In 1945, English-speaking Canadians were in little doubt that their identity was, in some sense, British and those who wanted to distance the country from its imperial heritage were often denounced as adolescents with an inferiority complex. As late as 1952, the decision by the St Laurent Liberal government to shift Empire Day ('Victoria Day' in Canada) from May 24 on the nearest Monday before the 25th aroused widespread fury. Yet Igartua's survey of newspaper opinion finds that anglophone editorialists changed their perceptions of national identity dramatically and rapidly in the period from 1956 to 1962. It seems almost as if the Suez debacle and Britain's attempt to join the European Common Market provided welcome opportunities for detachment from a transferred patriotism that no longer made sense. The important aspect of Igartua's central finding is that this shift in perception of national identity occurred before the notorious Flag Debate of 1964-65, which saw some Canadian Tories prepared to drown in the last cliché in defence of the Union Jack ─ and before, too, English Canada had caught up with the full impact of modernisation in Quebec, the phenomenon usually known by the 'Quiet Revolution' tag. True, there were throwbacks: in 1959 the CBC theatrically fired a journalist who confessed to a lack of enthusiasm for Queen Elizabeth II's visit to open the Seaway. But the central thesis remains impressive, so much so that the study's terminal date of 1971, the year that Canada declared itself to be multicultural, seems almost a postscript.
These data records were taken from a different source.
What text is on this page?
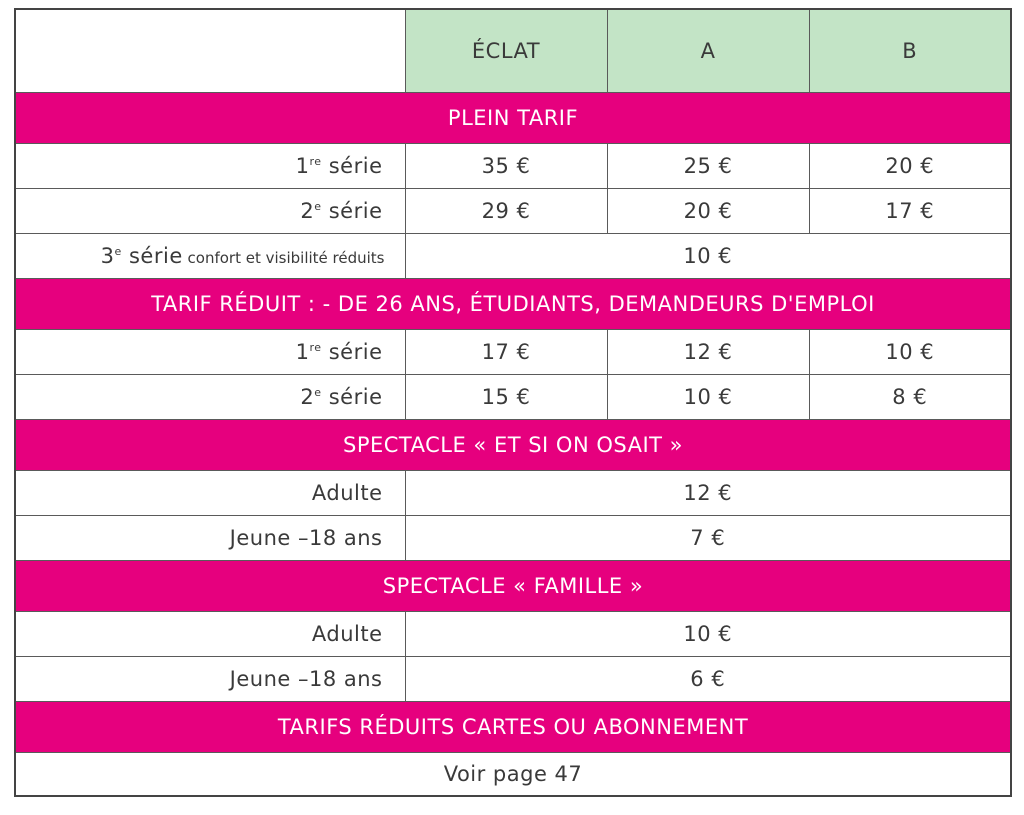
	ÉCLAT	A	B
PLEIN TARIF			
1re série	35 €	25 €	20 €
2e série	29 €	20 €	17 €
3e série confort et visibilité réduits	10 €		
TARIF RÉDUIT : - DE 26 ANS, ÉTUDIANTS, DEMANDEURS D'EMPLOI			
1re série	17 €	12 €	10 €
2e série	15 €	10 €	8 €
SPECTACLE « ET SI ON OSAIT »			
Adulte	12 €		
Jeune –18 ans	7 €		
SPECTACLE « FAMILLE »			
Adulte	10 €		
Jeune –18 ans	6 €		
TARIFS RÉDUITS CARTES OU ABONNEMENT			
Voir page 47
Identifying 'opinion' is always a historical conundrum, and Igartua's methodology merits discussion. A team of research assistants assembled editorials from leading English-language newspapers, and these form the main basis of the study. The question to be asked is: how many people read these leaders? It seems more likely that opinion was shaped, or provoked, by big-name columnists, but Bruce Hutchison is mentioned only twice, and Peter C. Newman just once. Moreover, leading articles have a curious dual quality of their own. Their anonymity gives them ex cathedra authority (if anybody reads them) but they also reflect the thoughts and prejudices of a very small number of individuals ─ perhaps just a proprietor or an editor. With such major newspapers in such recent times, it ought to be possible to identify at least some of these personalities and measure their preaching against their principles. True, public opinion polling was not yet sufficiently consistent to trace attitudinal changes in any detail, while Igartua reasonably pleads that television programmes were usually too ephemeral to be pinned down. A second major source of material comes from analysis of Ontario school textbooks, which form two often-hilarious chapters. It is certainly amazing to note just how much patronising and even racist rubbish was unleashed
upon innocent children, especially about Aboriginal people, while it is a compliment to average English-Canadians that so many of them were capable of adjusting at all to the emergence of a modern society out of a French Canada that, as Igartua notes, had often been portrayed in their school texts as a theme park. Overall, however, the newspaper material and the textbook evidence co-exist uneasily, as two monographs wearying within the bosom of a single book. The quarter-century time period covered also prompts a depressing thought: people do die. Citizens in their sixties in the final years of Mackenzie King would largely have formed their world views in the Edwardian period, when the Empire loomed large. Young Canadians entering the political community in the Pearson-Trudeau era would have had less reason to define themselves by a British yardstick. To put it bluntly, Canadians who were in their late forties in 1945 were dead by 1971. The impact, if not the pivotal importance, of Suez suggests that sentient beings did indeed modify their outlook during their own lifetimes but ─ even without the diluting effects of immigration ─ English-Canadian opinion changed because there were new guys with new ideas.
Perhaps the most poignant example of the decline of British influence is to be found in a rare factual error. It was not the two year-old Prince Charles who speechified about Canadian identity in 1951, but his father, Philip.